Nach § 12a Abs. 2 BGG erfolgt die barrierefreie Gestaltung nach Maßgabe der Barrierefreie-Informationstechnik-Verordnung (BITV 2.0) und, soweit diese keine Vorgaben enthält, nach den anerkannten Regeln der Technik. Aus § 3 Abs. 2 BITV 2.0 ergibt sich die Verpflichtung, hierzu insbesondere die Anforderungen aus dem europäischen Standard EN 301 549 (Accessibility requirements for ICT products and Services), in seiner jeweils im Amtsblatt der EU referenzierten, aktuellen Fassung, umzusetzen und einzuhalten. Darüber hinaus sind nach § 3 Abs. 3 und Abs. 4 BITV 2.0 weitere Standards (wie z.B. die DIN EN ISO 9241-171 – Leitlinien für die Zugänglichkeit von Software und die DIN ISO 14289-1 – PDF/UA-Standard) und Anforderungen zu beachten. Weitgehend inhaltsgleiche Verpflichtungen zur barrierefreien Gestaltung ergeben sich auch aus dem Landesrecht. In zahlreichen Bundesländern verweist das Landesrecht hierzu auf die Barrierefreie-Informationstechnik-Verordnung (BITV 2.0) in ihrer jeweils aktuellen Fassung und erklärt diese für entsprechend anwendbar (§ 10 Abs. 1 Satz 2 L-BGG BW, § 3 Abs. 3 BIKTG Berlin, § 13 Abs. 2 Satz 2 BremBGG, § 2 Abs. 2 Satz 1 BfWebG Sachsen, § 1 Abs. 1 Satz 2 BayEGovV, § 1 Satz 1 HmbBITVO, § 1 Abs. 4 BITV RhPf, § 9 Abs. 2 SBGVO, § 2 ThürBITVO).
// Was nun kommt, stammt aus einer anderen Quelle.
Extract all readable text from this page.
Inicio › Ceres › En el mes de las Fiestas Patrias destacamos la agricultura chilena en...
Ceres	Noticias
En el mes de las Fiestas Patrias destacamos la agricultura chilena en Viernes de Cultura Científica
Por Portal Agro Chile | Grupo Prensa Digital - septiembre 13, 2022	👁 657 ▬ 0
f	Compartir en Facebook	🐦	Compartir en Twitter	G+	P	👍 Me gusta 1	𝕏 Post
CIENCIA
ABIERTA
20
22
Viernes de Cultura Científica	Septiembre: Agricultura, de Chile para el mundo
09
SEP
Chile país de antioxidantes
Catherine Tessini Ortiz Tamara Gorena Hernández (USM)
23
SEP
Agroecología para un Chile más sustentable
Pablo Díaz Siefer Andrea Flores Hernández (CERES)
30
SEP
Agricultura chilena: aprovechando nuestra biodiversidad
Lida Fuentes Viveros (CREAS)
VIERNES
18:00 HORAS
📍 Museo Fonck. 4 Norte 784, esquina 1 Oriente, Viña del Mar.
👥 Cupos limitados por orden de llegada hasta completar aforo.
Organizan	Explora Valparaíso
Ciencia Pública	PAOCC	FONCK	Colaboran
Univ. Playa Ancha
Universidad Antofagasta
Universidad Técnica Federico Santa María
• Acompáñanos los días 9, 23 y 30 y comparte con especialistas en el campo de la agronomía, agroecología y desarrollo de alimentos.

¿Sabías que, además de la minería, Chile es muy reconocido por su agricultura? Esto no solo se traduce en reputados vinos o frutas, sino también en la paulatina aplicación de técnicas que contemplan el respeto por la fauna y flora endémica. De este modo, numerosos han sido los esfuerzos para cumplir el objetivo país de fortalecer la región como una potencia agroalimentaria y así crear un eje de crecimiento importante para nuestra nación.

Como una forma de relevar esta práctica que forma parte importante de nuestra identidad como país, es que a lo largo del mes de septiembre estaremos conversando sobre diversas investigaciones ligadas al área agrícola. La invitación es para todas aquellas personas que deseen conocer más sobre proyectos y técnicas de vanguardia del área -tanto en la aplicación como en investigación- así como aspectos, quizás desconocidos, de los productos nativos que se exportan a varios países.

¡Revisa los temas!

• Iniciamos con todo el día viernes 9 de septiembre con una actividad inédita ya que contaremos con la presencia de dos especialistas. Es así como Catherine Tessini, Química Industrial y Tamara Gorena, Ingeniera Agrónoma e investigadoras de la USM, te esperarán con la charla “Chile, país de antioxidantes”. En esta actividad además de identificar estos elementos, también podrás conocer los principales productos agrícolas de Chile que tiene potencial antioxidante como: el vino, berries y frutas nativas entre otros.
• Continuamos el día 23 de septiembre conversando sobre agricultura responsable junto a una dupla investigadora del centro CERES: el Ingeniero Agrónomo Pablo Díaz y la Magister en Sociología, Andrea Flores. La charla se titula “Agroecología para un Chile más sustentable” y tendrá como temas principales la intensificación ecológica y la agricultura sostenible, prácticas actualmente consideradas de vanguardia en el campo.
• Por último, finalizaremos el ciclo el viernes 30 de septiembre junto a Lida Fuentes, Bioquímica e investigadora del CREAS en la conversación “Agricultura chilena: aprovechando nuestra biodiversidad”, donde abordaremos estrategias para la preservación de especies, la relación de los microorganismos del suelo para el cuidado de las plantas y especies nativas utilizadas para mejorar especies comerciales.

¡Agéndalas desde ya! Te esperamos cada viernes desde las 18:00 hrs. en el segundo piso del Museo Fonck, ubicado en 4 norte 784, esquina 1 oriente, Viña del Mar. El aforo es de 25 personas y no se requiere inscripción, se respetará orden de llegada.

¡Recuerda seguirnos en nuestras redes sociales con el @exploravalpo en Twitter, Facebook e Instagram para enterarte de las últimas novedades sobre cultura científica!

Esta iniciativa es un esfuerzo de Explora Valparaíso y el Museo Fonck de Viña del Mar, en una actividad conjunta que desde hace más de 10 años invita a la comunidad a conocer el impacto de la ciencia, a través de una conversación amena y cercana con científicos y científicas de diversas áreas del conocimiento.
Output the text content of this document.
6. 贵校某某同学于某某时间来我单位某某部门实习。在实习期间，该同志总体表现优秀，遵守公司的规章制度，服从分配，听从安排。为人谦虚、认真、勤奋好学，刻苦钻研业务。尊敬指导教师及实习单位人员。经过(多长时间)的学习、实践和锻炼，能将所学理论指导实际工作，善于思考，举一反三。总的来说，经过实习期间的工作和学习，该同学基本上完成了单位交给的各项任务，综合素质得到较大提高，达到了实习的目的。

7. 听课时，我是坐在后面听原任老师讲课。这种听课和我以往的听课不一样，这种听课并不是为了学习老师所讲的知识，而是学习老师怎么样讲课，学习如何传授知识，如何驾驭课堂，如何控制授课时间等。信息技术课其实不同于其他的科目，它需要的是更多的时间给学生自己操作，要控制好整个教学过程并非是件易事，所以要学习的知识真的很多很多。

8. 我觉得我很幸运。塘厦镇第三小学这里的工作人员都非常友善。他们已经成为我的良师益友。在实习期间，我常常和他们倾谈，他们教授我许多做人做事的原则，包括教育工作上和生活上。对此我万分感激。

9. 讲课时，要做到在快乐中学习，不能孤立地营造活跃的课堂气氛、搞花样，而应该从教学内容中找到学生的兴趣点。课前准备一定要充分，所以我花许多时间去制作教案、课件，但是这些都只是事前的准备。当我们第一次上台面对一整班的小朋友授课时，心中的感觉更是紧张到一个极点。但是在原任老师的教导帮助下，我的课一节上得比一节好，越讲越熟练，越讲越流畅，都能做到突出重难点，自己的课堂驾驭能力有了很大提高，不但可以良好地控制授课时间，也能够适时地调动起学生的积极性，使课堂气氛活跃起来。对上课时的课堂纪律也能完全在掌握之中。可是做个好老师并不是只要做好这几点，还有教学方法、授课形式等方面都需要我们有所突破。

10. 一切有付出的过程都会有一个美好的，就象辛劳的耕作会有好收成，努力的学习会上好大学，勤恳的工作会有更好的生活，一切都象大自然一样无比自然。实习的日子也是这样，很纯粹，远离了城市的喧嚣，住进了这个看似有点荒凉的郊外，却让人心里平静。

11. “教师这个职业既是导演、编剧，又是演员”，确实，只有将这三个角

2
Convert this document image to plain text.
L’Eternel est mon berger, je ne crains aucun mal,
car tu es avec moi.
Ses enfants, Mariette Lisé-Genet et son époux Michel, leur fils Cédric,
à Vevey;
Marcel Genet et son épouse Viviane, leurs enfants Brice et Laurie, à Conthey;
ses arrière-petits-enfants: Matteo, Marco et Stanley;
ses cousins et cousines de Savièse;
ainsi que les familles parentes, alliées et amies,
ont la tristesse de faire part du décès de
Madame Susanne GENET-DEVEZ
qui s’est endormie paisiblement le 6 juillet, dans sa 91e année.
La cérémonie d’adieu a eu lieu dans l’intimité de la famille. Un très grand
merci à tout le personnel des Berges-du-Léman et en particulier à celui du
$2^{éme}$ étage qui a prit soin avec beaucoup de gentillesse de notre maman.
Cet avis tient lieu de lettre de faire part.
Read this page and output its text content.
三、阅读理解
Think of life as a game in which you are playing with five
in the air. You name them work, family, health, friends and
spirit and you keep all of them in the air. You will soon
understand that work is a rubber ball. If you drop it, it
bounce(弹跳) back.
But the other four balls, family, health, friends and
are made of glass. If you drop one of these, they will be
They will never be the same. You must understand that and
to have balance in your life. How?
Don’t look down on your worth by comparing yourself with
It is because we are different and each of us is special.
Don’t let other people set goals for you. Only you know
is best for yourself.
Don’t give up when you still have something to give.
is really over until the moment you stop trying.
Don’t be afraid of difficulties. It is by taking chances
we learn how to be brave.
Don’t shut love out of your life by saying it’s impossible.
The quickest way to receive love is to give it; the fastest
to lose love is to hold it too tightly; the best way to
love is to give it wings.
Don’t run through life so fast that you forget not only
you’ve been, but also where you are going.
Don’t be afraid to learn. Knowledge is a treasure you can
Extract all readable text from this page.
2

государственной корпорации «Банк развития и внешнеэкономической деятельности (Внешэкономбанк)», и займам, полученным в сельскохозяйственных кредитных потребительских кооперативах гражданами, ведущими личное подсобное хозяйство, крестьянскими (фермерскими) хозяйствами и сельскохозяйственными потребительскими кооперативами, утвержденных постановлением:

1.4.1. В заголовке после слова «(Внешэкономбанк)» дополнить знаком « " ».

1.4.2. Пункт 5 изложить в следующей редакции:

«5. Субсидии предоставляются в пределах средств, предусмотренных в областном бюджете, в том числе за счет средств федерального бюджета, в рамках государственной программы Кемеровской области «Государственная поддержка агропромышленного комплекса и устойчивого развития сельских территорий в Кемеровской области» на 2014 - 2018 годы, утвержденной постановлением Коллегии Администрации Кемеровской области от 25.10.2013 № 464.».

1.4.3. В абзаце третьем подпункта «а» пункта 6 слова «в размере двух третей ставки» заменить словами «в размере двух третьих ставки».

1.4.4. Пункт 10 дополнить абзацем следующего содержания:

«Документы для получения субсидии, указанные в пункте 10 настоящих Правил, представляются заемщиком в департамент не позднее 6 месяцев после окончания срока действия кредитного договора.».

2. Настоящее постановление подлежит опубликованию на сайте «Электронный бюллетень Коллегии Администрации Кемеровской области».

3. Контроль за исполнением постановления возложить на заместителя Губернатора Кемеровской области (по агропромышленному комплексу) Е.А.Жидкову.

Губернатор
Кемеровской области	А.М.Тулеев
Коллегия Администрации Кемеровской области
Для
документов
Ziel der Vorschriften ist es, eine umfassend und grundsätzlich uneingeschränkt barrierefreie Gestaltung zu ermöglichen und zu gewährleisten (§ 1 Abs. 1 BITV 2.0). Informationen und Dienstleistungen öffentlicher Stellen, die elektronisch zur Verfügung gestellt werden, sollen ebenso wie elektronisch unterstützte Verwaltungsabläufe mit und innerhalb der Verwaltung für Menschen mit Behinderungen barrierefrei zugänglich und nutzbar sein (§ 1 Abs. 2 BITV 2.0). Ausnahmen von der generellen Verpflichtung zur Barrierefreiheit sind daher enge Grenzen gesetzt („excessive burden“).

Eine Verpflichtung, die IT-Ausstattung der Beschäftigten am Arbeitsplatz barrierefrei zu gestalten, ergibt sich auch aus § 164 Abs. 4 Satz 4 Nr. 4 SGB IX. Die Vorschrift gilt sowohl für öffentliche als auch für private Arbeitgeber. Auch insoweit sind zur barrierefreien Gestaltung die sich aus der BITV 2.0 und den anerkannten Regeln der Technik ergebenden Anforderungen zur Barrierefreiheit zu beachten.

Öffentliche Auftraggeber sind zudem verpflichtet, in Ausschreibungs- und Vergabeverfahren die Anforderungen zur Barrierefreiheit in die Leistungsbeschreibung aufzunehmen (§ 121 Abs. 2 GWB; siehe ergänzend § 127 Abs. 1 Satz 4 GWB und § 58 Abs. 2 Nr. 1 VgV). Diese Verpflichtung ist auch bei Ausschreibungen unterhalb der EU-Schwellenwerte zu beachten (§§ 23 Abs. 4, 43 Abs. 2 Nr. 1 UVgO).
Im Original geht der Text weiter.